1980 sonrası dönemde belediyelerin futbol alanına girmesi ile başlayan süreç, ilçe ya da bölge takımlarına aktarılan kaynakların dışında belediye başkanlarının doğrudan kulüp başkanlığına da el koyması ile devam etmişti.

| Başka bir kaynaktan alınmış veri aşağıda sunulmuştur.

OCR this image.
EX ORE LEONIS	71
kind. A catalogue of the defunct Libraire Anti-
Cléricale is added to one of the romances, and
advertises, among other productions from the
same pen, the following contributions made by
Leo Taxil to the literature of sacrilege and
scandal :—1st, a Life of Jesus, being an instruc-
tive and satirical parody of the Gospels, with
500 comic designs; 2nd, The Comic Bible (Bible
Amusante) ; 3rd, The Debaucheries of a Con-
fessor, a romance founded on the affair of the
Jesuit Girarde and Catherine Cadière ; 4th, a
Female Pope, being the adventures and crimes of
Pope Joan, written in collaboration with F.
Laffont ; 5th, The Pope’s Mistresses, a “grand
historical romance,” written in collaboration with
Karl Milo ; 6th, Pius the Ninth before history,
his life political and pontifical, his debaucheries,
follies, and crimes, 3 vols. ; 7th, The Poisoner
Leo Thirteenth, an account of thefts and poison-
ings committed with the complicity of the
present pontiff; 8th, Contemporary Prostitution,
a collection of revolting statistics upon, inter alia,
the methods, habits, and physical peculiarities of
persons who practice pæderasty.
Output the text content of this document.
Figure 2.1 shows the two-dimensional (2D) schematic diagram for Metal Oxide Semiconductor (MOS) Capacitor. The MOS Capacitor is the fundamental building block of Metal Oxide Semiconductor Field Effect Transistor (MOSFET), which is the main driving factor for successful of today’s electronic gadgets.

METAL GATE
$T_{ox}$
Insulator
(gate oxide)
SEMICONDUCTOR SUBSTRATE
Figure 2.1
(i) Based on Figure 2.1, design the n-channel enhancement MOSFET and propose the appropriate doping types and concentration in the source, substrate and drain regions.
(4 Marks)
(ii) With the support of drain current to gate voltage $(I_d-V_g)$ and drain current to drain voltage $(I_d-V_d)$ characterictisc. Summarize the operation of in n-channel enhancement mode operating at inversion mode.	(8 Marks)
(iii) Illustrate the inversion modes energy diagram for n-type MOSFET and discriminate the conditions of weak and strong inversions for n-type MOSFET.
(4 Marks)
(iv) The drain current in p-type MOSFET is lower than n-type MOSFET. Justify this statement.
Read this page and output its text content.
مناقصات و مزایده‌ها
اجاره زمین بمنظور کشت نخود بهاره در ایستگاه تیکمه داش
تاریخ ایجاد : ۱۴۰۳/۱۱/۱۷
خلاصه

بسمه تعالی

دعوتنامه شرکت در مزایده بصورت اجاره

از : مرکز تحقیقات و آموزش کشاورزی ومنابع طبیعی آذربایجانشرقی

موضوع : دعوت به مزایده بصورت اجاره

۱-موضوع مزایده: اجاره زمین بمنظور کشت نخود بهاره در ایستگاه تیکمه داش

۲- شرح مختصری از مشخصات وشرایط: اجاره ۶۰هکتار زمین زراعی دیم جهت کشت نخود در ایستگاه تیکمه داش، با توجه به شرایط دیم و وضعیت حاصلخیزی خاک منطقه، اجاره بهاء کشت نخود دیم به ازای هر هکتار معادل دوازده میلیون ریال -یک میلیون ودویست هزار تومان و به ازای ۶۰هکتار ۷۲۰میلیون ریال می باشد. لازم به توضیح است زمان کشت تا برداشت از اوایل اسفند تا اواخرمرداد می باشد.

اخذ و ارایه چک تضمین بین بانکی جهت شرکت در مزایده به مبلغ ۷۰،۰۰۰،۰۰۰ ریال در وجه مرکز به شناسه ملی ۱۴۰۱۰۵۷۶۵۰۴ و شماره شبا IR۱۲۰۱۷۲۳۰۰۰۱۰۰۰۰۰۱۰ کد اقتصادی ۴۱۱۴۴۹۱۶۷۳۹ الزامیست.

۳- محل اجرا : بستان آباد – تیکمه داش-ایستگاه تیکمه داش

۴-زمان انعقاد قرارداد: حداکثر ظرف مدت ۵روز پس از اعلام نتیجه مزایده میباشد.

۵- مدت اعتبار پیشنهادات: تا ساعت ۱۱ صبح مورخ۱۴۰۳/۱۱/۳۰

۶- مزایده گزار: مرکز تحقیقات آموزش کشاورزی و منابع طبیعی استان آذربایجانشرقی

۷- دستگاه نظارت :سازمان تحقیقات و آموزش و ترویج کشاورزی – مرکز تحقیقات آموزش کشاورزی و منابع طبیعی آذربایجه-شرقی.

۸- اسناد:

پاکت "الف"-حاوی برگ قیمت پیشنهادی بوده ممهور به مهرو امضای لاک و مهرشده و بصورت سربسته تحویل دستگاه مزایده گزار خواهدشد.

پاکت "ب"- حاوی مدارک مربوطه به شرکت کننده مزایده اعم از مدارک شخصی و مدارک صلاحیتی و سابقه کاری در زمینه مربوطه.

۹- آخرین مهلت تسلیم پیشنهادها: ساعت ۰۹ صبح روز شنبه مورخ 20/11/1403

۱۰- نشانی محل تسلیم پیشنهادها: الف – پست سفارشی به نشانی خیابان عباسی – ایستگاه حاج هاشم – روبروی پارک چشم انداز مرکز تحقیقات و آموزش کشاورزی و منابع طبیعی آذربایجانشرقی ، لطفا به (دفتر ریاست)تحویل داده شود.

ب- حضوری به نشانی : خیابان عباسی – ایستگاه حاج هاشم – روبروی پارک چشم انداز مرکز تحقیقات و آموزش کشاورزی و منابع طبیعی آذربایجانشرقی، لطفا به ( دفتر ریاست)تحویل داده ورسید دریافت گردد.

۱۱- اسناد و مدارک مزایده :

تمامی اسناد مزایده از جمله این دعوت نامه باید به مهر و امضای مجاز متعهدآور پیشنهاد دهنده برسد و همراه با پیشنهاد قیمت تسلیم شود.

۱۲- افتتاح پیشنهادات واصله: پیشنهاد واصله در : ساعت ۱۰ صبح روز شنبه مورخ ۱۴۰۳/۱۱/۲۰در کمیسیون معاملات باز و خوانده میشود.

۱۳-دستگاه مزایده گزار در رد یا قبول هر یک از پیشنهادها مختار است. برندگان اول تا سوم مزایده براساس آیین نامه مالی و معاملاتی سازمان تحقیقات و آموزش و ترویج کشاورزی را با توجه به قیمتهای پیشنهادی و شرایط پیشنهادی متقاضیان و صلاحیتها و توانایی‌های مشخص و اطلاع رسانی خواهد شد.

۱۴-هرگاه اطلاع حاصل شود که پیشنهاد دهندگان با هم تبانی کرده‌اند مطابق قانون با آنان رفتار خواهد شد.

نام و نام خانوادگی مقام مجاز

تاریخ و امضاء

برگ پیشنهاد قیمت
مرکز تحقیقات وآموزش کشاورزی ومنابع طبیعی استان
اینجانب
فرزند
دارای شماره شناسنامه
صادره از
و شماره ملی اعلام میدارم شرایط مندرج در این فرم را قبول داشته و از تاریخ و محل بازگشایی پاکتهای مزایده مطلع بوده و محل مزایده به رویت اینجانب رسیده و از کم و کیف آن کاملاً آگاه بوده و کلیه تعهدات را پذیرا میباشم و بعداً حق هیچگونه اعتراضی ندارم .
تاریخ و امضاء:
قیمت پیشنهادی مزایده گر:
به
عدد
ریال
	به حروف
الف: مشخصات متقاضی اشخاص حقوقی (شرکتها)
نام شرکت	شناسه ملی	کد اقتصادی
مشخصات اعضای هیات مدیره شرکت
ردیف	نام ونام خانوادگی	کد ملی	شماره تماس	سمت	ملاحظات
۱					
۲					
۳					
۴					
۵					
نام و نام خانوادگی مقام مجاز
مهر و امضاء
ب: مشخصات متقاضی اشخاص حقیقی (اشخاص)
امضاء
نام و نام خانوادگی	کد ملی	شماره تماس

Özellikle 1984 senesinde ANAP’ın yerel seçimlerde önemli mevziler kazanması, futbola olan müdahalenin yeni boyutlarını ortaya çıkarmış oldu. İlk olarak ortaya çıkan ise 1984-1985 sezonundan itibaren yeniden başlatılan 3. Lig oldu. Bu kararla birlikte lige dâhil edilen, ‘kaynaksız’ kulüpler ile belediyelerin teması mümkün hale gelmiş, belediyeler ‘spora destek ve halkı spor ile kaynaştırma’ bahaneleri ile futbol ve kulüpler üzerinde tahakküm kurma yetkisi kazanmış oldular.

Başakşehir’e varacak olan sürecin doğum sancılarıdır.

Yeni modelleme, prototipini Ankara’da Melih Gökçek ve Keçiörengücü takımında bulur.  Ancak pek gecikmeden, takımın 1. Ligin kapısından dönmesi, 1990’larda Ankara Büyükşehir Belediye Başkanı olarak seçilen Gökçek’in dikkatini Ankaraspor’a çevirmesine yol açar. Sonrası ise malum bir süreç olarak, Ankaragücü faciası ve Osmanlıspor’a kadar süren bir ‘paralizasyon ve gericileştirme’ sürecine dönüşür. Bu sayede, halka spora dönük hizmet sunmak olarak yazılıp çizilen kulüp amaçlarının, çok da seyircisi olmayan politik bir aygıt olarak tasarlanmış “yapay kulüpler” inşa etmek olduğu sonucunu ortaya koymuştur.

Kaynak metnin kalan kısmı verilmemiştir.